I just had a vasana (or core issue) go off that was potentially relationship-damaging (we worked it through) and was directly related to abundance in the near offing.
To quote Howard Beale: In my own mind, I’d had enough and I wasn’t going to take it any more.
I know, down to my core, that difficult vasanas will go off once the shackles have been taken from us.
That makes it important – no vital, I think – for financial wayshowers not only to read what I’m about to say here, but to put it into practice.
I say this at the risk of sounding a bit bossy and rude. I just know how important this matter of completing core issues or vasanas is now and how much more important it’ll be later.
We need to learn how to recognize a vasana when it goes off and know how to work with it in a way that completes rather than perpetuates it.
Why? Because taking the financial shackles off could result in a lot of people “settling scores,” “deserving better/respect,” “teaching them a lesson,” you name our favorite excuse for bad behavior. In a sentence, we won’t take it any more.
Rather than implicating others in our emotional outbursts and rejection, as financial wayshowers who are going to need to create and maintain relationships, we’ll need a means of managing our core issues or vasanas when they get triggered or erupt.
With that in mind, I want to go over my own version of the upset clearing process, which originates from Werner Erhard, Vipassana meditation, and enlightenment intensives.

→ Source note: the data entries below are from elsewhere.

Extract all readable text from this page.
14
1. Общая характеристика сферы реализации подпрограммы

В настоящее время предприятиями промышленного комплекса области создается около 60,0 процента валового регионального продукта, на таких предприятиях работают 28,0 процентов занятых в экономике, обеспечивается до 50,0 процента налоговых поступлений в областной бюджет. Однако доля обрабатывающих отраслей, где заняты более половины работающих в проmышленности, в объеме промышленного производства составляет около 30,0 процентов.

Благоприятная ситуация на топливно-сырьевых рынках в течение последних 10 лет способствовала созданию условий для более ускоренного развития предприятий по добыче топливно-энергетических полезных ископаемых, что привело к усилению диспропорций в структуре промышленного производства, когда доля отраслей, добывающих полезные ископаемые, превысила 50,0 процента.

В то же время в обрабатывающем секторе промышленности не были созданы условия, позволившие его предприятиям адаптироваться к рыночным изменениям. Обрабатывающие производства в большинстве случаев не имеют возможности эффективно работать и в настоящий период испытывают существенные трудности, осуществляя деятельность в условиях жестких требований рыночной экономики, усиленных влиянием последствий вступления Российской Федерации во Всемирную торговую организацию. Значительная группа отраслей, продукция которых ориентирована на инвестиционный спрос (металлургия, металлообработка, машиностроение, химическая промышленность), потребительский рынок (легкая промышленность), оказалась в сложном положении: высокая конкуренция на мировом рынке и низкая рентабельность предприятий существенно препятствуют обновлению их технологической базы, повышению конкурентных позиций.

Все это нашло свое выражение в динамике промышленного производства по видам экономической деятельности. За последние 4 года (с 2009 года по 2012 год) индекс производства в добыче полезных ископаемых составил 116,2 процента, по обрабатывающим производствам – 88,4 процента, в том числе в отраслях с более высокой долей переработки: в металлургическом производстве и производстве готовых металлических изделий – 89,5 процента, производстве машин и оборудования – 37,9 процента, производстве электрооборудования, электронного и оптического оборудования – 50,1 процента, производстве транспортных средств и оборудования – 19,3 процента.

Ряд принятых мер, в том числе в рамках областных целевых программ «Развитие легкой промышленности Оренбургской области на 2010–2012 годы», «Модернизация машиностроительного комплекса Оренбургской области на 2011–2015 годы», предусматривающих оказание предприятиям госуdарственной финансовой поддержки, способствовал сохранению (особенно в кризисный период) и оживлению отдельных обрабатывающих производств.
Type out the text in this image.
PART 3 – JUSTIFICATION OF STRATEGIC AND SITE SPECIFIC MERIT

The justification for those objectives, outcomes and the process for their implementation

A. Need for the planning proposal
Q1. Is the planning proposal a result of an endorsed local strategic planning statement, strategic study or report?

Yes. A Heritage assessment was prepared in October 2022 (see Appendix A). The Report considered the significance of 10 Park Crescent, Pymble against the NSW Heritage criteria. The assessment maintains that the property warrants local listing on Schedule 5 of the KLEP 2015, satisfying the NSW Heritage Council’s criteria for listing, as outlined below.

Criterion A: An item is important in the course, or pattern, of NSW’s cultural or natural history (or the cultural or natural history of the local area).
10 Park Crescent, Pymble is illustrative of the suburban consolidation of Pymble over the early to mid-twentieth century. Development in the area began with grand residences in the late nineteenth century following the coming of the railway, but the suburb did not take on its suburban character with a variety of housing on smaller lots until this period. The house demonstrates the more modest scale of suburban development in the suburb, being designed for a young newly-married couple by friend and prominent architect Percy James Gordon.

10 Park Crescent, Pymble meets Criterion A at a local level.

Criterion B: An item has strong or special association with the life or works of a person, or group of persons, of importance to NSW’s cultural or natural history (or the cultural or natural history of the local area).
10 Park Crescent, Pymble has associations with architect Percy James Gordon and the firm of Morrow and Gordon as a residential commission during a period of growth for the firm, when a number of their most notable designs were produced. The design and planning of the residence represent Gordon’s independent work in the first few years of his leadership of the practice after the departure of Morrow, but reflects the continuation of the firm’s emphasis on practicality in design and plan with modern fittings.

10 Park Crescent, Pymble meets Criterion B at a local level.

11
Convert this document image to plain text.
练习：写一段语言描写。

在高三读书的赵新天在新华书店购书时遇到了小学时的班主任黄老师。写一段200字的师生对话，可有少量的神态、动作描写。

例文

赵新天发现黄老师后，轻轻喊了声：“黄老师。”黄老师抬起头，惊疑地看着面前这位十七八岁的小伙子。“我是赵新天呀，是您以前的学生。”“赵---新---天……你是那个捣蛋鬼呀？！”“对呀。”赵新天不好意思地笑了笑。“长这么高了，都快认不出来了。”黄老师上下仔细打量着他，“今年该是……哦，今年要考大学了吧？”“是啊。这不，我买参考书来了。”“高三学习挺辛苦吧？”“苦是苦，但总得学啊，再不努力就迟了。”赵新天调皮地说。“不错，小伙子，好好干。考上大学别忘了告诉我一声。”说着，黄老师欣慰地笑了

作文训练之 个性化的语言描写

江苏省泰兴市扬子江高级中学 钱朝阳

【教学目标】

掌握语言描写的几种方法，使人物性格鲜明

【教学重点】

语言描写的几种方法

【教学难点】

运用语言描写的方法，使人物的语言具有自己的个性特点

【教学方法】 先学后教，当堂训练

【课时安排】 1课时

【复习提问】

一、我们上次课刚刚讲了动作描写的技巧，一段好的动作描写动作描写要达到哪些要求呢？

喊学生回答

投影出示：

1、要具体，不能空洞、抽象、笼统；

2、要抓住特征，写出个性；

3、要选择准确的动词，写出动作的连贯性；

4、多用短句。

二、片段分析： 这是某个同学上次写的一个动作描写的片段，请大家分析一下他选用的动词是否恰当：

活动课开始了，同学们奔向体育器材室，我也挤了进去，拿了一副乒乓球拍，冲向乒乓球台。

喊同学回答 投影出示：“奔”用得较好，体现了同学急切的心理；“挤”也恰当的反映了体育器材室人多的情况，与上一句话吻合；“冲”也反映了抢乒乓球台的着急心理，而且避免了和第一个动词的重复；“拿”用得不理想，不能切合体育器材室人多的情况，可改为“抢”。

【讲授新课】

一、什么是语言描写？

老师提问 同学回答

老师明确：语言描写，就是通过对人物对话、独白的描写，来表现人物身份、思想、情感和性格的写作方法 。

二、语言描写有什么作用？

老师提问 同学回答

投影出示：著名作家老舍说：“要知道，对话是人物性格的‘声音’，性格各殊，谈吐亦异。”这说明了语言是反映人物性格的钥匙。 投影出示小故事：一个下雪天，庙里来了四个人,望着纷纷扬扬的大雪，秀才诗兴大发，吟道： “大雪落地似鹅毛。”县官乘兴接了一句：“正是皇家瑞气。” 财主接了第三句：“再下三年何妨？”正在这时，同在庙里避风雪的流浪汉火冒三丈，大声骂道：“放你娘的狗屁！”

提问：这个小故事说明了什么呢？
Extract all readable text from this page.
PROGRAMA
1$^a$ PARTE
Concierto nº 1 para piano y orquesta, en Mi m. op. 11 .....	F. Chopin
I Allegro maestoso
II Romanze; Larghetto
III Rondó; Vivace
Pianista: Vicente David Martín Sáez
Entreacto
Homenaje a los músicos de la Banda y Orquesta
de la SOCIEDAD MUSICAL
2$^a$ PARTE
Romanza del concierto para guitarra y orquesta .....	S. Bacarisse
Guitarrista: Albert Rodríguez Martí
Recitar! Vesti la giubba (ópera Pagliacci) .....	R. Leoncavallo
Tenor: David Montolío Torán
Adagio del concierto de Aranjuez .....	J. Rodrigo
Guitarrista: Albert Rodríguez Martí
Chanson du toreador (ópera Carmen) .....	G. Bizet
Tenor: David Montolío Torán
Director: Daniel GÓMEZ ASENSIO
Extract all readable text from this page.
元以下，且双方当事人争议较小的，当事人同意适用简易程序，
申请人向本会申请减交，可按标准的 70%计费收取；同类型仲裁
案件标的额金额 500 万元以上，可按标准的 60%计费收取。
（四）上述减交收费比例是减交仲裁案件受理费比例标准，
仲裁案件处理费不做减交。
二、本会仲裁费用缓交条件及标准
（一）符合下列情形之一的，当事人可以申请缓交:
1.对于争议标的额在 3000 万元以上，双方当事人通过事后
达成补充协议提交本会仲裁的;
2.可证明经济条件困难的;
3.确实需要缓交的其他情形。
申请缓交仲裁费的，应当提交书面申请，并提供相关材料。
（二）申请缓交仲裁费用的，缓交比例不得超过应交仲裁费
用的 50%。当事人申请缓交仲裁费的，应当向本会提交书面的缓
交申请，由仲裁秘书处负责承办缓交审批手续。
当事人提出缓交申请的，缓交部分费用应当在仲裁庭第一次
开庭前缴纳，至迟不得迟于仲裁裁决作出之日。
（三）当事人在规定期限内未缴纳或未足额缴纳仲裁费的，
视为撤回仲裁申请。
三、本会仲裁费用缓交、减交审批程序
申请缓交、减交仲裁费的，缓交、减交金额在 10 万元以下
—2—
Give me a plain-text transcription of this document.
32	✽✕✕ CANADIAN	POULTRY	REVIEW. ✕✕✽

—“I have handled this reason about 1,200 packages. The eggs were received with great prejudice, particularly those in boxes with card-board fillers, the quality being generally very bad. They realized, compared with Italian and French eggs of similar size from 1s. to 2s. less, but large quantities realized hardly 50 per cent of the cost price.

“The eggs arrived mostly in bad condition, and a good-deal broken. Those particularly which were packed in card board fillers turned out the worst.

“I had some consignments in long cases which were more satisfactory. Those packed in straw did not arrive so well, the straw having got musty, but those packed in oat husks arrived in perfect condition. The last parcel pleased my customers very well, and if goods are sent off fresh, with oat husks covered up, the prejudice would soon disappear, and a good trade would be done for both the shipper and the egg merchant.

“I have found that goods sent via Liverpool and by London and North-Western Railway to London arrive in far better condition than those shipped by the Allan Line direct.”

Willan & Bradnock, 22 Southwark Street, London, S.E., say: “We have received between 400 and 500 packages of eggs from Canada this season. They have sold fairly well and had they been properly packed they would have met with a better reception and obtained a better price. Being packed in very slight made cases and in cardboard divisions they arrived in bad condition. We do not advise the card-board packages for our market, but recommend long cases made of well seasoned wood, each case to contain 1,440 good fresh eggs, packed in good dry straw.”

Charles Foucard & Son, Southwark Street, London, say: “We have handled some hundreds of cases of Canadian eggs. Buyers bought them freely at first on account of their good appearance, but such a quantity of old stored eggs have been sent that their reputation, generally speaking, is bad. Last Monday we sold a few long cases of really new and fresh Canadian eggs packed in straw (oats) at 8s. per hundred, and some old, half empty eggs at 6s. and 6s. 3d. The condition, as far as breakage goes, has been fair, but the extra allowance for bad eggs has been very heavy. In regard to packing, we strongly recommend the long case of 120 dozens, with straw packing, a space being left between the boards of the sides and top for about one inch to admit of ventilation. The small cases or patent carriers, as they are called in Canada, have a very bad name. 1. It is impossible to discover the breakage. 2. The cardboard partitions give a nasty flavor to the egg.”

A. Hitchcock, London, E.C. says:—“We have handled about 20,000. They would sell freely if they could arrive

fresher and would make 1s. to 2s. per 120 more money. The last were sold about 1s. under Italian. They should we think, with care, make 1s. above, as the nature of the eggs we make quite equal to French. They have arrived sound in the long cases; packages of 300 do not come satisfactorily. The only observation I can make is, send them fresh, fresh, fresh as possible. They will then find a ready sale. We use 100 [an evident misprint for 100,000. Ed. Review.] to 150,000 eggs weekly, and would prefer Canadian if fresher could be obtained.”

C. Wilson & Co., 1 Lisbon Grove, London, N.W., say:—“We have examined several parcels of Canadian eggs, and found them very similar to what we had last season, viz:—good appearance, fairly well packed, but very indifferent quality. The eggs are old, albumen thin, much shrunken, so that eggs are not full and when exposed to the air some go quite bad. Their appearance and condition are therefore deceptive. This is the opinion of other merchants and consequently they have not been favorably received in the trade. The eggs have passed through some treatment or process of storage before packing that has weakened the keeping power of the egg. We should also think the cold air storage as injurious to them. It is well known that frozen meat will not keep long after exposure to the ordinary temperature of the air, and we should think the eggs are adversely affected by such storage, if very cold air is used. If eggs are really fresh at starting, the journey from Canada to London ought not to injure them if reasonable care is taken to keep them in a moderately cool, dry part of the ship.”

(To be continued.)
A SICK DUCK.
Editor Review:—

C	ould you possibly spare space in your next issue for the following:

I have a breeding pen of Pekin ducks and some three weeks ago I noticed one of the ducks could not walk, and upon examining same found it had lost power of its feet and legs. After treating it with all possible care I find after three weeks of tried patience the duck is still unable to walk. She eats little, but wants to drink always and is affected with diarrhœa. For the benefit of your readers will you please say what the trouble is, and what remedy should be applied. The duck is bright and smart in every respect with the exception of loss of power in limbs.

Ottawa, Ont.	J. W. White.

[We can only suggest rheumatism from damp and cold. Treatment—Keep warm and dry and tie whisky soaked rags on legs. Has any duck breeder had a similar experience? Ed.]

I’m going to reduce it to as simple a process as I can so that it’s entirely portable.
You can use whatever technique you want of course, but this is the one I recommend.
(1) Identify the feeling.
(2) Ask your mind to send up a picture of where this feeling originated.
(3) Experience through to completion whatever arises once you’ve identified the original incident.
(4) Observe the conclusions and decisions you reached and remember them.
Now let me say a bit more about each.
Identify the feeling.
Core issues are memories and memories are arranged in the mind under feeling. If you want to open the right file drawer to find the memory, identify the emotion you’re feeling: Afraid, insecure, anxious.
You’re then in the presence of all the memories connected to that feeling.
Ask your mind to send up a picture of where this feeling originated.
Now that you have the right file drawer open, ask the mind to identify the original incident by sending you up an image.
The mind is an obedient servant in matters like this. It’ll send an image quickly. You’ll have to catch the first image that comes shooting past.
Don’t take the second or third. They’re of different incidents.
Don’t “shop” for an image with the “right” feeling.
The most frequent cause of this process failing is a person not taking the first image and therefore not removing the hook that keeps the fish on the line.
Take the first image, whatever it is, whether it feels “nice” or not. Few vasanas feel nice.
If you miss the first image, restart the process by asking the mind again.
Experience through to completion whatever arises once you’ve identified the original incident.
Coming out of an upset using this process will feel the same as going into it. You’ll think things are getting worse and it may be confusing. “Hey, I should be feeling better.” But they’re not getting worse.
Your job is to stand as a willing spectator or observer in the face of a recreated memory of the incident that so terrified you in the first place.
Your job is to reassert your beingness by not running away, not trying to change the experience, not resisting experiencing it, but to stand there allowing the emotions to play over you and the memories to flood back in. Counter-intuitive? You bet it is.
Hands off. Don’t mess with it or resist it. Experience it rather than simply thinking about it.
Look at it. Hear it. Feel it. And then, once you know the truth of it, let it go.
What causes a vasana or core issue to relax its grip on you? Knowing the truth of it.
The truth will set you free, not only absolutely but relatively.
Not only will the absolute Truth free you from “individuation” and “separation” from God. But knowing the relative truth of the vasana should bring release from emotional knots, release from cognitive dissonance, and release from tension in the body.
And you can use the fact of whether you feel increased relief or increased stress to guide you in whether you’re getting closer to the truth in your work or farther way from it, in the processing of the vasana.
Chances are the upset will leave either from you having experienced the feelings through to completion or by having seen the truth of the vasana and achieved a state of release.
And you haven’t blamed your spouse or ended a business relationship.